In 1991, while assigned to Moeller High School, I sat down with Bob Tull and Dave Faller of the history department and discussed the possibility of bringing Vietnam Vets and Vietnam era adults into the classroom and letting the students talk to them. "Think of it," we said to each other, "We'll have the kids face-to-face with people who lived throught the very history they're studying." We envisioned one whole day, a movie fest the night before, The Green Berets followed by Platoon, every bell a chance for the students to meet a new set of vets.

Those outside the education system will probably not believe the amount of political infighting it took to make it happen. Teachers in other disciplines were angered that they were losing all their junior students for a day. Administration worried about what veterans might say... 'fuck' is a good example... but they were more concerned with things like, "we should have bombed them back to the stone age," "we had no business being there in the first place," "the war was right," "the war was wrong..." and of course all those things were said. We even have a vet who defends Jane Fonda(!) while the rest of us promise that if she dies before we do we'll "Agent Yellow" the grass on her grave. Heaven forbid that the kids should see 'adults' disagree, or say something that angers parents.

Somehow we won. We ended up with something like 25 vets, many of them parents of students, that first year and every swinging Richard of a junior had his chance to talk to a vet.

As the years went on we have added and subtracted to the program. The band is on board and plays the National Anthem to begin the day and gives a patriotic salute at the end. The Things They Carried, The Killer Angels or Guns Up are read by various English classes, the social studies students go over the Cold War, especially Vietnam, the religion department goes over Just War theology... we still can't get the science department to teach about defoliants or the math department to go into map reading or how you adjust fire from indirect fire weapons... but we do get a good deal of support from the school. Most years the Ohio National Guard flies in a Huey or a cobra... this year it was a Blackhawk, all the Huey's are out of the inventory (he sighs) and the kids are fed MREs for lunch. We've added Korean War vets to the mix and this year had Moeller veterans from Iraq and Afghanistan back to talk.
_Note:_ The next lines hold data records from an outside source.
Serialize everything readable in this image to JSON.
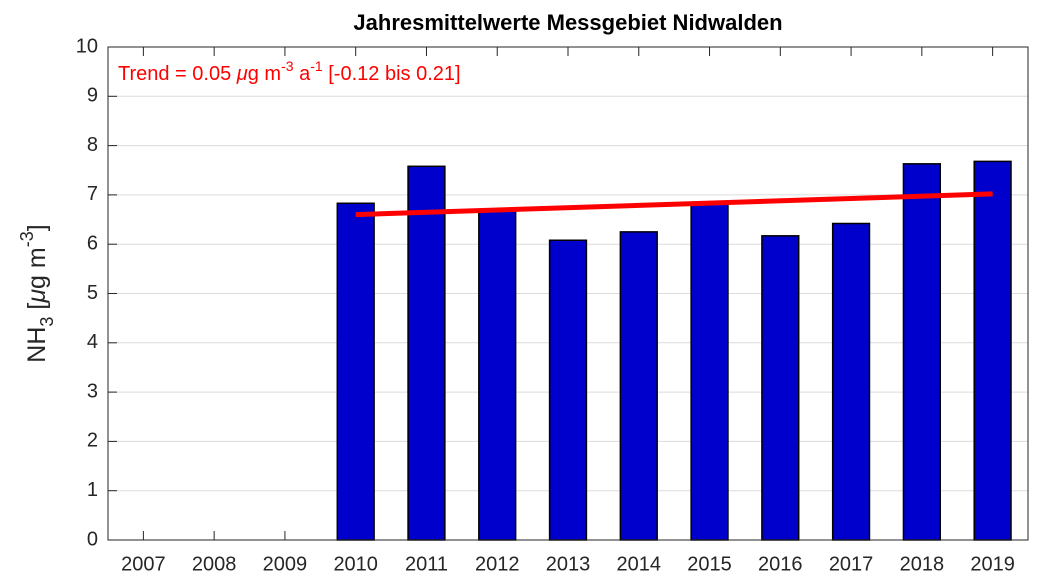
{
  "chart_data": {
    "type": "bar",
    "title": "Jahresmittelwerte Messgebiet Nidwalden",
    "y_label": [
      {
        "text": "NH"
      },
      {
        "text": "3",
        "shift": "sub"
      },
      {
        "text": " ["
      },
      {
        "text": "μ",
        "italic": true
      },
      {
        "text": "g m"
      },
      {
        "text": "-3",
        "shift": "super"
      },
      {
        "text": "]"
      }
    ],
    "categories": [
      "2007",
      "2008",
      "2009",
      "2010",
      "2011",
      "2012",
      "2013",
      "2014",
      "2015",
      "2016",
      "2017",
      "2018",
      "2019"
    ],
    "values": [
      null,
      null,
      null,
      6.83,
      7.58,
      6.7,
      6.08,
      6.25,
      6.85,
      6.17,
      6.42,
      7.63,
      7.68
    ],
    "color": "#0000cd",
    "ylim": [
      0,
      10
    ],
    "yticks": [
      0,
      1,
      2,
      3,
      4,
      5,
      6,
      7,
      8,
      9,
      10
    ],
    "grid": true,
    "trend": {
      "x": [
        2010,
        2019
      ],
      "values": [
        6.6,
        7.02
      ],
      "color": "#ff0000"
    },
    "annotation": [
      {
        "text": "Trend = 0.05 "
      },
      {
        "text": "μ",
        "italic": true
      },
      {
        "text": "g m"
      },
      {
        "text": "-3",
        "shift": "super"
      },
      {
        "text": " a"
      },
      {
        "text": "-1",
        "shift": "super"
      },
      {
        "text": " [-0.12 bis 0.21]"
      }
    ]
  }
}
I grew up surrounded by World War II vets, my dad and uncles included. My mom and aunts had all been a part of the Rosie the Riveter story. Al Bohlender, one of my 7th grade teachers flew a B-26 over the Normandy beachhead on June 6th, another teacher, Mr. Hall had been an infantry platoon leader in Korea. I'm sure there were more veterans than that and more adults who could have told us first hand what it was like to hear about Pearl Harbor, or how they lived under rationing, or what combat was really like, but they never got into our classrooms and we never heard their stories. What a tragic loss to us and to them.
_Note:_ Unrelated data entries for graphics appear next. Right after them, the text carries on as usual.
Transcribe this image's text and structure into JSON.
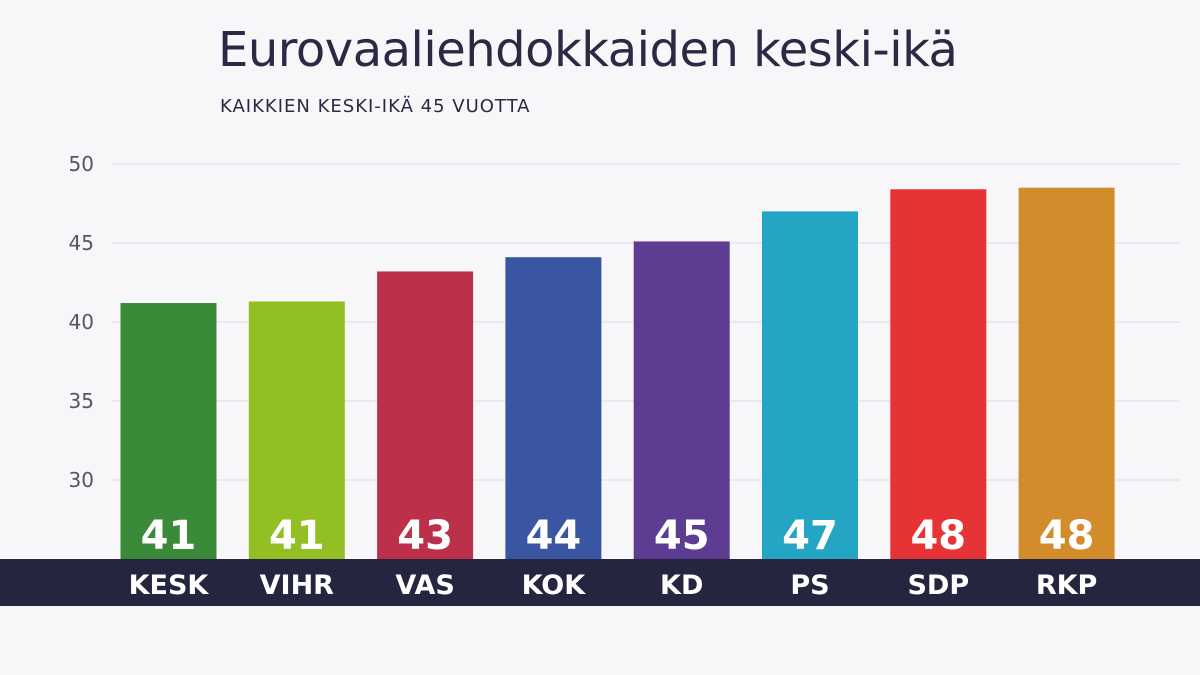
{
  "chart_data": {
    "type": "bar",
    "title": "Eurovaaliehdokkaiden keski-ikä",
    "subtitle": "KAIKKIEN KESKI-IKÄ 45 VUOTTA",
    "categories": [
      "KESK",
      "VIHR",
      "VAS",
      "KOK",
      "KD",
      "PS",
      "SDP",
      "RKP"
    ],
    "values": [
      41.2,
      41.3,
      43.2,
      44.1,
      45.1,
      47.0,
      48.4,
      48.5
    ],
    "value_labels": [
      "41",
      "41",
      "43",
      "44",
      "45",
      "47",
      "48",
      "48"
    ],
    "colors": [
      "#3b8a3a",
      "#92c024",
      "#bd3049",
      "#3a56a3",
      "#5d3d91",
      "#23a5c3",
      "#e63335",
      "#d28c2b"
    ],
    "ylim": [
      25,
      50
    ],
    "yticks": [
      "30",
      "35",
      "40",
      "45",
      "50"
    ],
    "grid": true,
    "legend": "none"
  },
  "colors": {
    "axis_band": "#262540",
    "text": "#2b2a44",
    "background": "#f7f7f9"
  }
}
Yesterday was the 15th Annual Vietnam Day, the 15th consecutive year in which every junior at Moeller had one whole day of exposure to veterans spanning Korea, Vietnam, The Gulf War and Iraq. Each student was free to ask questions and to see the history through the eyes of people who had 'been there and done that.' I'm worn out today and glad that Bob and Dave have to teach while I take a day off, but it's all worth the effort.
 
That sounds extremely cool, I would have loved to have such a day when I was in school. Always found that part of history very interesting, and getting insight from those that were there would be very cool.